Een hinde kijkende over een heg,
Nieuwsgierig in de nieuwheid van de morgen:
Dit is een boom. Dit is een bloeiende heg.
Een blik waarin geen zweem van overleg,
Bezield tot aan de grenzen van het zijn;
Overal waarheid, nergens schijn.
Een oerbegin en een oereinde tevens,
Bronaâr des levens.
Een ogenpaar dat dode dingen slaakt
Uit hun geheim en weer gelukkig maakt.
.
De dichter vertelt
Colette
.
Afgelopen zaterdag was ik in, wat misschien wel mijn meest favoriete antiquariaat in Den Haag is, Colette & Co. in de Reinkenstraat. Ik kom er al jaren zo nu en dan want de hoeveelheid boeken die in de loop der jaren het pand zijn ingedragen nemen bijna alle vloeroppervlak in. Stapels en stapels aan boeken over alle onderwerpen denkbaar. Voor hele fijne kleine prijsjes. Ik kom er regelmatig maar niet heel vaak want elke keer loop ik er tegen aan dat ik er zo hebberig van word. En mijn huis heeft ook maar beperkte ruimte. Mijn poëziecollectie nadert de 17 meter boekenkastruimte en mijn huis groeit niet mee.
Toch kon ik het niet laten en heb ik een paar dichtbundeltjes gekocht. Twee keer een ‘Literair paspoort’ uitgegeven ter gelegenheid van het gelijknamige poëziefestival in Den Haag en Wassenaar in 2002 en 2004, een bundel ‘Dichter aan huis’ uitgegeven door de gelijknamige stichting die dit festival jarenlang organiseerde in wijken in Den Haag en, misschien wel de leukste maar zeker de oudste bundeling poëzie ‘De dichter vertelt’.
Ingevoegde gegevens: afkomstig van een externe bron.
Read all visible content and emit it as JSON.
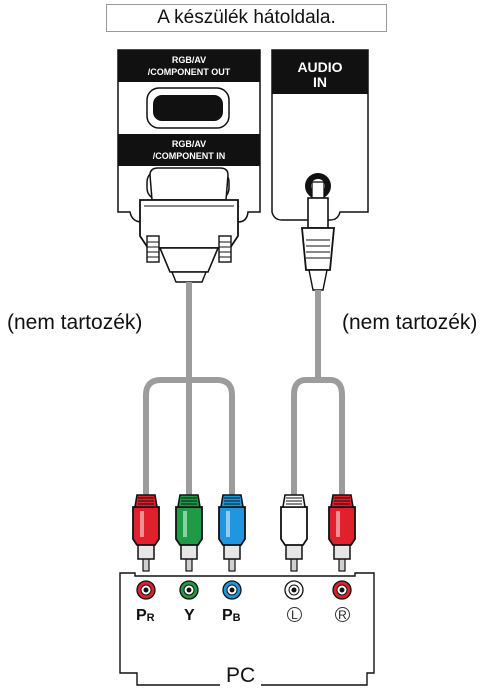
{
  "caption": "A készülék hátoldala.",
  "ports": {
    "rgb_out": [
      "RGB/AV",
      "/COMPONENT OUT"
    ],
    "rgb_in": [
      "RGB/AV",
      "/COMPONENT IN"
    ],
    "audio_in": [
      "AUDIO",
      "IN"
    ]
  },
  "cable_labels": {
    "left": "(nem tartozék)",
    "right": "(nem tartozék)"
  },
  "pc": {
    "label": "PC",
    "jacks": [
      {
        "label": "P",
        "sub": "R",
        "color": "#e0202a"
      },
      {
        "label": "Y",
        "sub": "",
        "color": "#1f9a45"
      },
      {
        "label": "P",
        "sub": "B",
        "color": "#2196e0"
      },
      {
        "label": "L",
        "sub": "",
        "color": "#ffffff"
      },
      {
        "label": "R",
        "sub": "",
        "color": "#e0202a"
      }
    ]
  },
  "colors": {
    "red": "#e0202a",
    "green": "#1f9a45",
    "blue": "#2196e0",
    "white": "#ffffff",
    "cable_gray": "#9c9c9c"
  }
}
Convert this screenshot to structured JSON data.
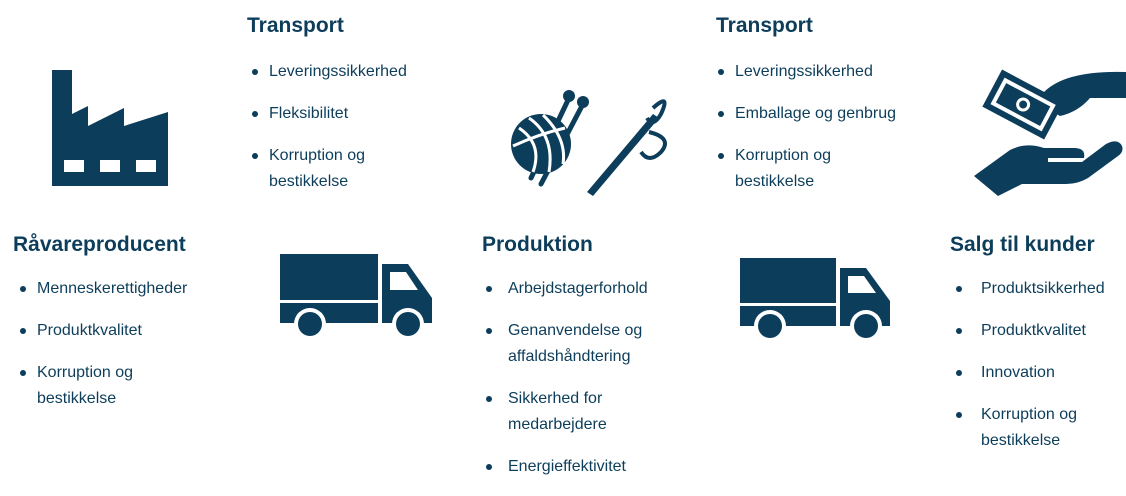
{
  "colors": {
    "primary": "#0c3d5a",
    "background": "#ffffff"
  },
  "icons": {
    "factory": "factory-icon",
    "truck": "truck-icon",
    "knitting": "yarn-and-needle-icon",
    "payment": "money-in-hand-icon"
  },
  "stages": {
    "raw": {
      "title": "Råvareproducent",
      "items": [
        "Menneskerettigheder",
        "Produktkvalitet",
        "Korruption og\nbestikkelse"
      ]
    },
    "transport1": {
      "title": "Transport",
      "items": [
        "Leveringssikkerhed",
        "Fleksibilitet",
        "Korruption og\nbestikkelse"
      ]
    },
    "production": {
      "title": "Produktion",
      "items": [
        "Arbejdstagerforhold",
        "Genanvendelse og\naffaldshåndtering",
        "Sikkerhed for\nmedarbejdere",
        "Energieffektivitet"
      ]
    },
    "transport2": {
      "title": "Transport",
      "items": [
        "Leveringssikkerhed",
        "Emballage og genbrug",
        "Korruption og\nbestikkelse"
      ]
    },
    "sales": {
      "title": "Salg til kunder",
      "items": [
        "Produktsikkerhed",
        "Produktkvalitet",
        "Innovation",
        "Korruption og\nbestikkelse"
      ]
    }
  }
}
Deze bundel, samengesteld door dichter Gabriël Smit (1910-1981) als uitgave van K.R.O. Schoolradio Publicatie no. 105 in 1957, is een heerlijk ouderwetse bundeling van dichters die hun wortels hebben in de katholieke poëzie (Michel van der Plas, Jan Engelman, Anton van Wilderode, Anton van Duinkerken), de christelijke poëzie (Martinus Nijhoff, Guillaume van der Graft) maar ook naast een aantal wat meer moderne dichters als Jan Hanlo, Harriet Laurey, Paul van Ostayen en M. Vasalis, een aantal klassieke dichters als P.C. Boutens, Aart van der Leeuw en J.C. Bloem. Een klein overzicht van beroemde en bekende dichters uit eind 19e en begin 20ste eeuw.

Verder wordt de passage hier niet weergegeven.